歌舞伎の「熊谷陣屋」で、源氏の武将の熊谷直実が主君・源義経から与えられた「一枝を折らば一指を切るべし」という桜の木の横に建てられた制札は、枝を折るなとの禁令だが、実は隠されたメッセージだった。それは敵の16歳の平敦盛を捕らえても殺さず、直実の16歳の子を身代わりに斬れとの意味だった。
熊谷直実は苦しみつつ、敦盛を生かして自分の子どもの小次郎の首を討ち、首実験のために源義経が現れた時に直実は制札を引き抜き、義経に示しながら敦盛(実は自分の子どもの小次郎)の首を見せ、忠義を優先させて子への愛を抑圧した苦悩をにじませる。義経はその首を見て「敦盛の首に相違ない」という。
現代の価値観では、主への忠義を優先させて我が子さえ殺すという設定は全く共感されないだろうし、許されもしないだろうが、そういう価値観が称揚される時代が過去にあり、また、そういう価値観が重視される時代があった(おそらく、そういう時代にあっても忠義のために親が子を殺すのは特異な出来事だっただろうし、忠義の優先は支配のためには便利だっただろう)。
この「一枝を折らば一指を切るべし」という言葉を少し変えた「一枝を得らば一指を捨つべし」を心掛けている友人がいる。彼は、自分の衣類や家具、書籍、CD、電化製品など持ち物は必要なものだけを残して整理し、新たに何かを購入した時には、所有していた中から何かを処分することを基本にしている。
所有物を増やさないという生き方は、消費社会に背を向けているようにも見えるが、「必要なものや欲しいものは買う。消費を否定しているのではなく、所有物を増やさないことが目的」と友人。流行りの断捨離に影響されたとも見えるが、彼はミニマリストと一括りにされることを拒み、家族には所有物の整理に同調することを求めていない。
捨てることが目的ではなく、着ない衣類や読まない書籍、使わない家電など身の回りに澱のように溜まった品々を遠ざけたいのだと友人(大きな家ならば屋根裏か地下室にでも放り込んでおけばいいのだが)。使用されない品々が溜まることに対する一種の後ろめたさもあって、整理し、所有物を増やさないことにしたのだという。
捨てる行為は、自分に本当に必要なものを明確にすることでもある。

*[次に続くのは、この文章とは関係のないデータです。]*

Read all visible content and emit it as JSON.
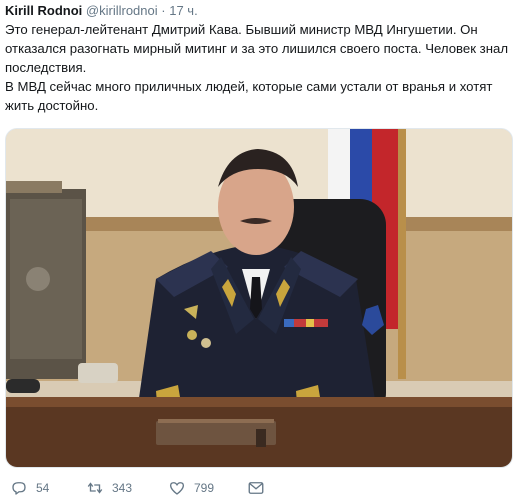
{
  "tweet": {
    "author_name": "Kirill Rodnoi",
    "author_handle": "@kirillrodnoi",
    "separator": "·",
    "time": "17 ч.",
    "text_paragraph_1": "Это генерал-лейтенант Дмитрий Кава. Бывший министр МВД Ингушетии. Он отказался разогнать мирный митинг и за это лишился своего поста. Человек знал последствия.",
    "text_paragraph_2": "В МВД сейчас много приличных людей, которые сами устали от вранья и хотят жить достойно."
  },
  "actions": {
    "reply": {
      "icon": "reply-icon",
      "count": "54"
    },
    "retweet": {
      "icon": "retweet-icon",
      "count": "343"
    },
    "like": {
      "icon": "heart-icon",
      "count": "799"
    },
    "message": {
      "icon": "envelope-icon"
    }
  },
  "colors": {
    "text": "#14171a",
    "secondary": "#657786",
    "border": "#e1e8ed"
  }
}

所有物を減らすと生活がシンプルになったと見えるようで、精神にもいい影響を及ぼすと友人は満足している。消費を我慢したり諦めたりせず、消費する快楽は維持しながら、しかし所有物を増やさない生活は選択を繰り返す生活であり、変化の渦中に居続ける生活に見える。
熊谷直実は源義経に暇乞いを願い出て許されると、墨染の衣をまとって我が子の死を嘆きつつ去っていく。その時に吐き出す言葉が「十六年は一昔、夢だ夢だ」。整理して捨てたモノに未練を残さないので友人には、失ったことを「夢だ」と嘆く品物はないという。